Chief of General Staff
- In office October 2006 – October 2008
- Preceded by: Tariq Majid
- Succeeded by: Muhammad Mustafa Khan

Commander X Corps Rawalpindi
- In office October 2004 – October 2006
- Preceded by: Ashfaq Parvez Kayani
- Succeeded by: Tariq Majeed

Personal details
- Born: 12 October 1951^{[citation needed]} Pakistan^{[citation needed]}
- Alma mater: Cadet College Hasan Abdal Pakistan Military Academy Command and Staff College Quetta National Defence College
- Awards: Hilal-i-Imtiaz (Military) Sitara-e-Basalat

Military service
- Allegiance: Pakistan
- Branch/service: Pakistan Army
- Years of service: 1971 — 2008
- Rank: Lieutenant General
- Unit: 40 Punjab Regiment Special Service Group
- Commands: Commander 111th Infantry Brigade; Director General Sindh Rangers; Deputy Director General Inter-Service Intelligence; Commander X Corps; Chief of General Staff;

= Salahuddin Satti =

Pakistani military person

Salahuddin Satti (born 12 October 1951) is a retired general of the Pakistan Army who served as Commander of X Corps, Rawalpindi and Chief of General Staff (CGS) at the General Headquarters Rawalpindi.

==Early life and education==
Satti was born on 12 October 1951 in Pakistan. He completed his education from Cadet College Hasan Abdal. He went to the Command and Staff College, Quetta and completed graduation from National Defence College, Islamabad. He was sent to the Turkish Armed Forces War College for further military studies.

== Military career ==
Satti was commissioned in the 47 PMA Long Course and joined the Punjab Regiment.

As a brigadier, he served as the commander of the 111th Infantry Brigade and was actively involved in the 1999 Pakistani coup d'état. Reportedly, he was a close asscociate of former President Pervez Musharraf. As a part of the Special Service Group, he served at the Siachen Glacier as Brigadier.

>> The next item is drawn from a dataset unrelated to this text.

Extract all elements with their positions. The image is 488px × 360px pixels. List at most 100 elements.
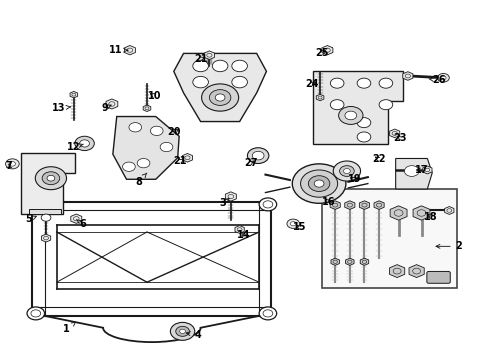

As a major general, he served as Director General Sindh Rangers and Deputy Director General of the Inter Service Intelligence. Later, he was promoted to the rank of lieutenant general and appointed as the Commander X Corps, a key field appointment of the Pakistan Army. Before retirement from the military, he served as Chief of the General Staff.

==Post military career==
After retirement from the military, he served as ambassador to Brunei. Later he was appointed as the chancellor of Iqra University.